Coordinate Geometry: Practice Questions & Notes

Coordinate Geometry is a system where every point in the plane is described by an ordered pair (x, y). It allows us to analyze geometric shapes using algebra.

Think of it as placing geometry on graph paper, so that shapes and positions can be measured and calculated precisely.

The Coordinate Plane

The plane is divided into 4 quadrants by:

X-axis (horizontal): where $y = 0$
Y-axis (vertical): where $x = 0$

Quadrants:

Quadrant	Sign of (x, y)
I	$(+, +)$
II	$(-, +)$
III	$(-, -)$
IV	$(+, -)$

Key Formulas and Concepts

1. Distance Between Two Points

Given $A(x_1, y_1)$ and $B(x_2, y_2)$ :

\text{Distance} = \sqrt{(x_2 - x_1)^2 + (y_2 - y_1)^2}

2. Section Formula

If point $P$ divides the line segment $AB$ in the ratio $m : n$ , then:

P(x, y) = \left( \frac{mx_2 + nx_1}{m+n},\ \frac{my_2 + ny_1}{m+n} \right)

For internal division use $m:n$ ; for external division, adjust signs accordingly.

3. Midpoint Formula

The midpoint $M$ of a line joining $A(x_1, y_1)$ and $B(x_2, y_2)$ :

M = \left( \frac{x_1 + x_2}{2},\ \frac{y_1 + y_2}{2} \right)

4. Slope of a Line

Given two points $A(x_1, y_1)$ , $B(x_2, y_2)$ :

m = \frac{y_2 - y_1}{x_2 - x_1}

Positive slope: line rises
Negative slope: line falls
Zero slope: horizontal line
Undefined slope: vertical line

5. Equation of a Line

Using slope and point $(x_1, y_1)$ :

y - y_1 = m(x - x_1)

Two-point form:

y - y_1 = \frac{y_2 - y_1}{x_2 - x_1}(x - x_1)

General form:

Ax + By + C = 0

6. Collinearity of Points

Three points $A, B, C$ are collinear if:

The area of triangle ABC = 0
or
All three have the same slope between each pair

7. Area of a Triangle (using coordinates)

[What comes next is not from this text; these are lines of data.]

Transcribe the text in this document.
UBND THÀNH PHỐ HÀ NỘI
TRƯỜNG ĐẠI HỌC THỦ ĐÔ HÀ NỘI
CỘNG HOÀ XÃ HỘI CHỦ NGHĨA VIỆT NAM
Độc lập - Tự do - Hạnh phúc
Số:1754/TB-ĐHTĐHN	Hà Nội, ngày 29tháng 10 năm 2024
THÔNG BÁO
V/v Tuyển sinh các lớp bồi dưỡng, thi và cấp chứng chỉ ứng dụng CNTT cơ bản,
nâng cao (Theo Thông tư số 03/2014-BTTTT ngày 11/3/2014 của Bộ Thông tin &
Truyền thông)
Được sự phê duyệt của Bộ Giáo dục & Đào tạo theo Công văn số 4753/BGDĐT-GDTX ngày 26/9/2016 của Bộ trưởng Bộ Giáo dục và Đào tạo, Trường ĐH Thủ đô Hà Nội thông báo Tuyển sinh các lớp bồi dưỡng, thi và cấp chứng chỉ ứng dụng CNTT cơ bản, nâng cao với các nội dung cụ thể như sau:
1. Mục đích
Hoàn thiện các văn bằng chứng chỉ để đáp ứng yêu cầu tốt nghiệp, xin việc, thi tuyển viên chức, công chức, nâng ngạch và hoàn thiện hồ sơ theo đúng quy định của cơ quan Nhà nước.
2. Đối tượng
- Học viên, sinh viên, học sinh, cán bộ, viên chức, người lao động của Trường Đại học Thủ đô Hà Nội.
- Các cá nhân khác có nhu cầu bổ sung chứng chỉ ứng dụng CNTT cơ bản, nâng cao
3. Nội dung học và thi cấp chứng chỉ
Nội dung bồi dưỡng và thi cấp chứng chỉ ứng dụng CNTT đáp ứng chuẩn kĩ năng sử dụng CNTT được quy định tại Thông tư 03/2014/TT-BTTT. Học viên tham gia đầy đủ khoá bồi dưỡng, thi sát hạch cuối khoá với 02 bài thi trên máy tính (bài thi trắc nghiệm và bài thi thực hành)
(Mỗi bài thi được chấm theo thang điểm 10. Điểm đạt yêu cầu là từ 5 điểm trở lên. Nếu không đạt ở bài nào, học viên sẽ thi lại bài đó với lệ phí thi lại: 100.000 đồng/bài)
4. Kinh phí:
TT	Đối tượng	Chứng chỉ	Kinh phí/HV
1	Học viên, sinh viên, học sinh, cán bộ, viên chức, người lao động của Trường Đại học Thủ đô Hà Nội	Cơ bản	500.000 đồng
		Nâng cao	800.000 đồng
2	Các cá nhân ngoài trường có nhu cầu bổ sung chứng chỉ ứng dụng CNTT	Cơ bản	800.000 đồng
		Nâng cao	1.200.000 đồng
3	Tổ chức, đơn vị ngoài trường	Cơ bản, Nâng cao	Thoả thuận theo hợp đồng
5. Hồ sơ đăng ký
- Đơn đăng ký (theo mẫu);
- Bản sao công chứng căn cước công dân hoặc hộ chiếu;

Given three points: $A(x_1, y_1), B(x_2, y_2), C(x_3, y_3)$

\text{Area} = \frac{1}{2} \left| x_1(y_2 - y_3) + x_2(y_3 - y_1) + x_3(y_1 - y_2) \right|

If this area is 0, points are collinear.

8. Locus

A locus is a set of all points satisfying a given condition. Example:

Locus of all points equidistant from a fixed point = a circle
Locus of all points equidistant from two fixed points = perpendicular bisector

Visual Insights

Let’s say you have points:

A(2, 3)
B(6, 7)

To find the midpoint:

M = \left( \frac{2+6}{2}, \frac{3+7}{2} \right) = (4, 5)

To find slope:

m = \frac{7 - 3}{6 - 2} = \frac{4}{4} = 1

This line rises 1 unit for every 1 unit you move right — a 45° incline.

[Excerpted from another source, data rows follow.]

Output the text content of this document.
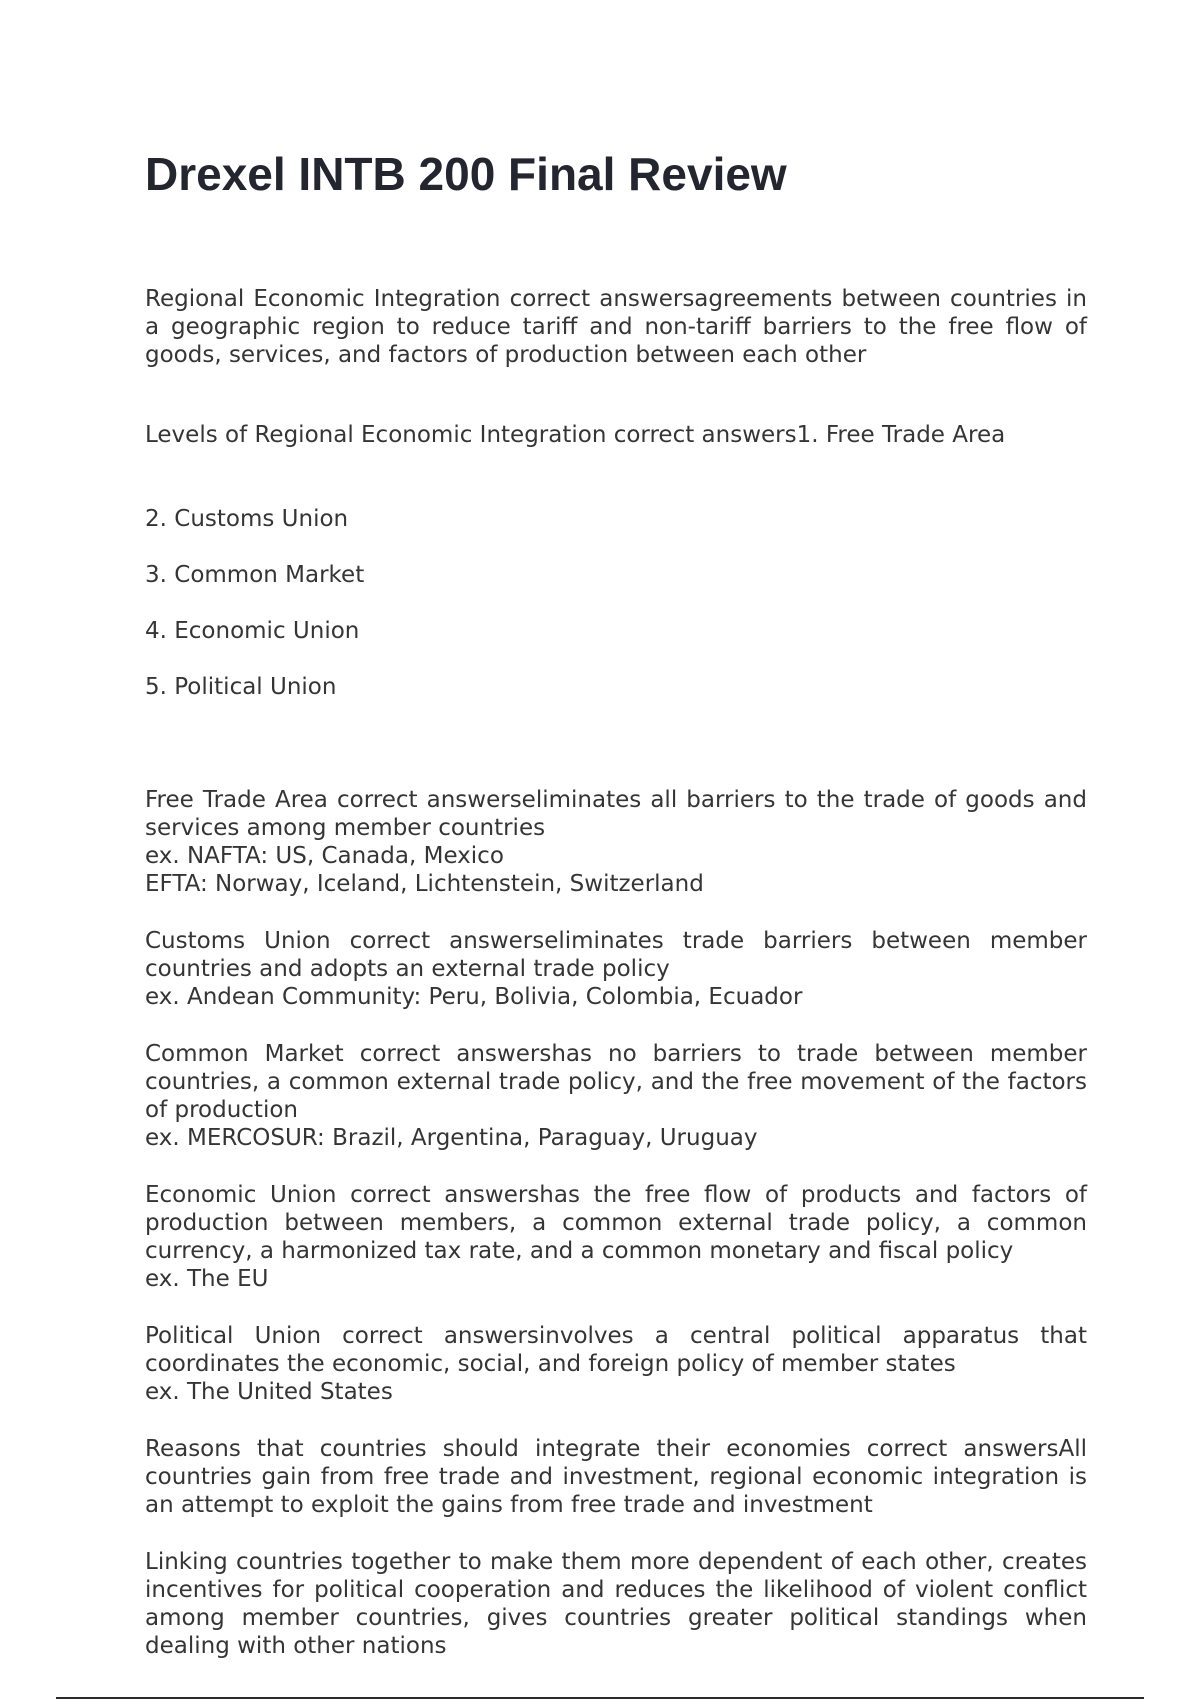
Drexel INTB 200 Final Review

Regional Economic Integration correct answersagreements between countries in a geographic region to reduce tariff and non-tariff barriers to the free flow of goods, services, and factors of production between each other

Levels of Regional Economic Integration correct answers1. Free Trade Area

2. Customs Union

3. Common Market

4. Economic Union

5. Political Union

Free Trade Area correct answerseliminates all barriers to the trade of goods and services among member countries
ex. NAFTA: US, Canada, Mexico
EFTA: Norway, Iceland, Lichtenstein, Switzerland

Customs Union correct answerseliminates trade barriers between member countries and adopts an external trade policy
ex. Andean Community: Peru, Bolivia, Colombia, Ecuador

Common Market correct answershas no barriers to trade between member countries, a common external trade policy, and the free movement of the factors of production
ex. MERCOSUR: Brazil, Argentina, Paraguay, Uruguay

Economic Union correct answershas the free flow of products and factors of production between members, a common external trade policy, a common currency, a harmonized tax rate, and a common monetary and fiscal policy
ex. The EU

Political Union correct answersinvolves a central political apparatus that coordinates the economic, social, and foreign policy of member states
ex. The United States

Reasons that countries should integrate their economies correct answersAll countries gain from free trade and investment, regional economic integration is an attempt to exploit the gains from free trade and investment

Linking countries together to make them more dependent of each other, creates incentives for political cooperation and reduces the likelihood of violent conflict among member countries, gives countries greater political standings when dealing with other nations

Conceptual Tips and Common Mistakes

Mistake	Tip
Confusing x and y	Always subtract $y_2 - y_1$ in the numerator for slope
Wrong sign in midpoint/section formula	Double check ratio placement: $mx_2 + nx_1$ not the other way
Forgetting distance is always positive	Square root removes signs — no need to check which is greater
Assuming all lines have a slope	Vertical lines have undefined slope

Examples

Example 1

Find the distance between $A(1, 2)$ and $B(4, 6)$ :

\sqrt{(4 - 1)^2 + (6 - 2)^2} = \sqrt{9 + 16} = \sqrt{25} = 5

Example 2

Find coordinates of the point dividing the line from $A(2, -1)$ to $B(4, 3)$ in the ratio 1:3.

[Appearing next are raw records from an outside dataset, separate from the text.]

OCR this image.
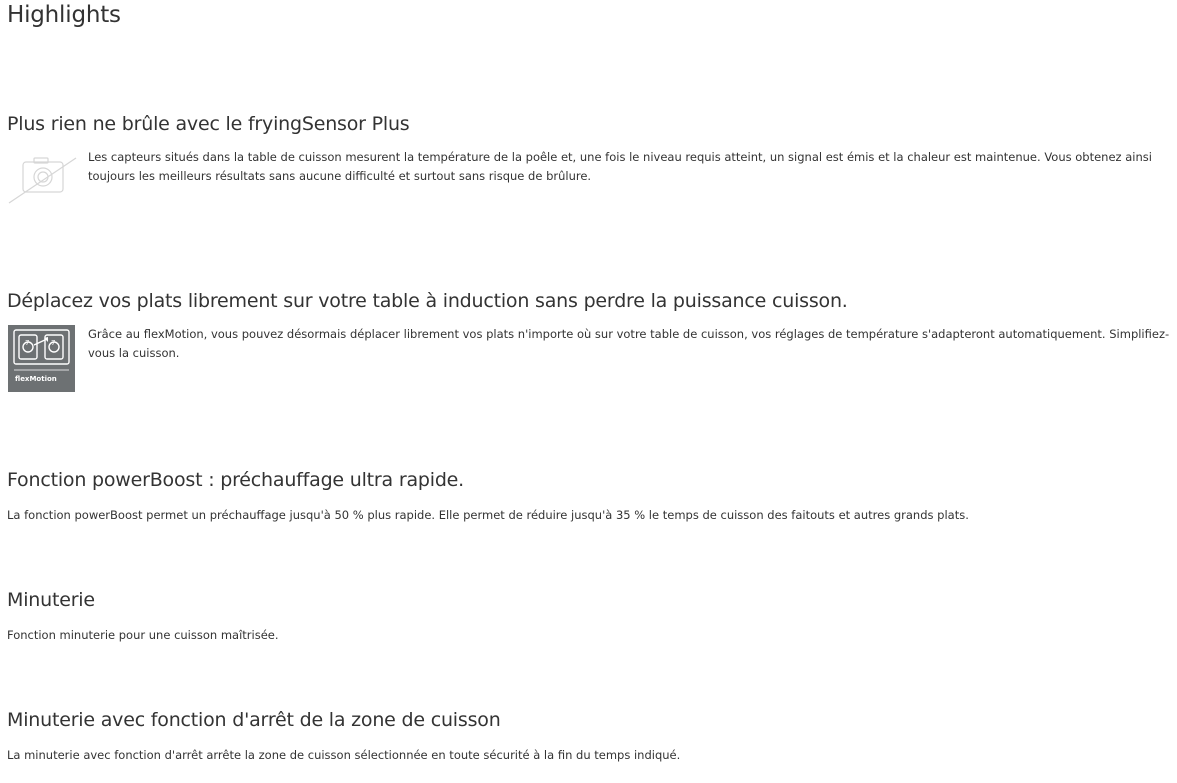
Highlights
Plus rien ne brûle avec le fryingSensor Plus

Les capteurs situés dans la table de cuisson mesurent la température de la poêle et, une fois le niveau requis atteint, un signal est émis et la chaleur est maintenue. Vous obtenez ainsi toujours les meilleurs résultats sans aucune difficulté et surtout sans risque de brûlure.

Déplacez vos plats librement sur votre table à induction sans perdre la puissance cuisson.
7	7
flexMotion

Grâce au flexMotion, vous pouvez désormais déplacer librement vos plats n'importe où sur votre table de cuisson, vos réglages de température s'adapteront automatiquement. Simplifiez-vous la cuisson.

Fonction powerBoost : préchauffage ultra rapide.

La fonction powerBoost permet un préchauffage jusqu'à 50 % plus rapide. Elle permet de réduire jusqu'à 35 % le temps de cuisson des faitouts et autres grands plats.

Minuterie

Fonction minuterie pour une cuisson maîtrisée.

Minuterie avec fonction d'arrêt de la zone de cuisson

La minuterie avec fonction d'arrêt arrête la zone de cuisson sélectionnée en toute sécurité à la fin du temps indiqué.
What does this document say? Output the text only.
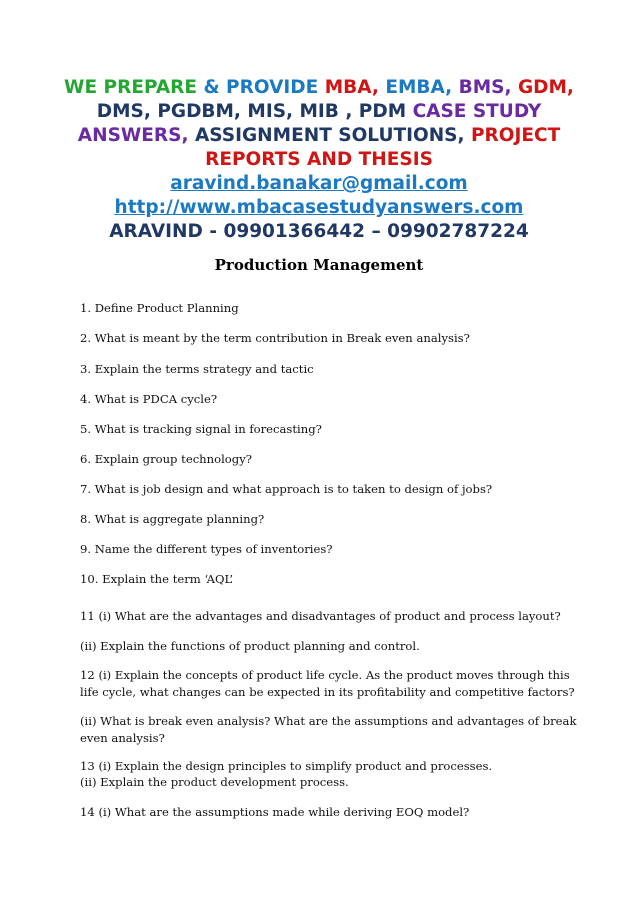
WE PREPARE & PROVIDE MBA, EMBA, BMS, GDM,
DMS, PGDBM, MIS, MIB , PDM CASE STUDY
ANSWERS, ASSIGNMENT SOLUTIONS, PROJECT
REPORTS AND THESIS
aravind.banakar@gmail.com
http://www.mbacasestudyanswers.com
ARAVIND - 09901366442 – 09902787224
Production Management
1. Define Product Planning
2. What is meant by the term contribution in Break even analysis?
3. Explain the terms strategy and tactic
4. What is PDCA cycle?
5. What is tracking signal in forecasting?
6. Explain group technology?
7. What is job design and what approach is to taken to design of jobs?
8. What is aggregate planning?
9. Name the different types of inventories?
10. Explain the term ‘AQL’
11 (i) What are the advantages and disadvantages of product and process layout?
(ii) Explain the functions of product planning and control.
12 (i) Explain the concepts of product life cycle. As the product moves through this life cycle, what changes can be expected in its profitability and competitive factors?
(ii) What is break even analysis? What are the assumptions and advantages of break even analysis?
13 (i) Explain the design principles to simplify product and processes.
(ii) Explain the product development process.
14 (i) What are the assumptions made while deriving EOQ model?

x = \frac{(1)(4) + (3)(2)}{1 + 3} = \frac{4 + 6}{4} = 2.5 \quad y = \frac{(1)(3) + (3)(-1)}{4} = \frac{3 - 3}{4} = 0

Point = (2.5, 0)

Example 3

Find the area of the triangle formed by points $A(0,0), B(4,0), C(4,3)$

\text{Area} = \frac{1}{2} \left| 0(0 - 3) + 4(3 - 0) + 4(0 - 0) \right| = \frac{1}{2} \times 12 = 6

Example 4

Find the equation of a line passing through $(2, 5)$ with slope 3.

y - 5 = 3(x - 2) \Rightarrow y = 3x - 1

Example 5

Are the points $A(1, 2), B(3, 6), C(5, 10)$ collinear?

Find slopes:

AB = \frac{6 - 2}{3 - 1} = 2, \quad BC = \frac{10 - 6}{5 - 3} = 2

Same slope ⇒ Collinear

Advanced Insight: Reflection and Rotation

Reflection across X-axis: $(x, y) \rightarrow (x, -y)$
Reflection across Y-axis: $(x, y) \rightarrow (-x, y)$
Rotation 90° counterclockwise about origin: $(x, y) \rightarrow (-y, x)$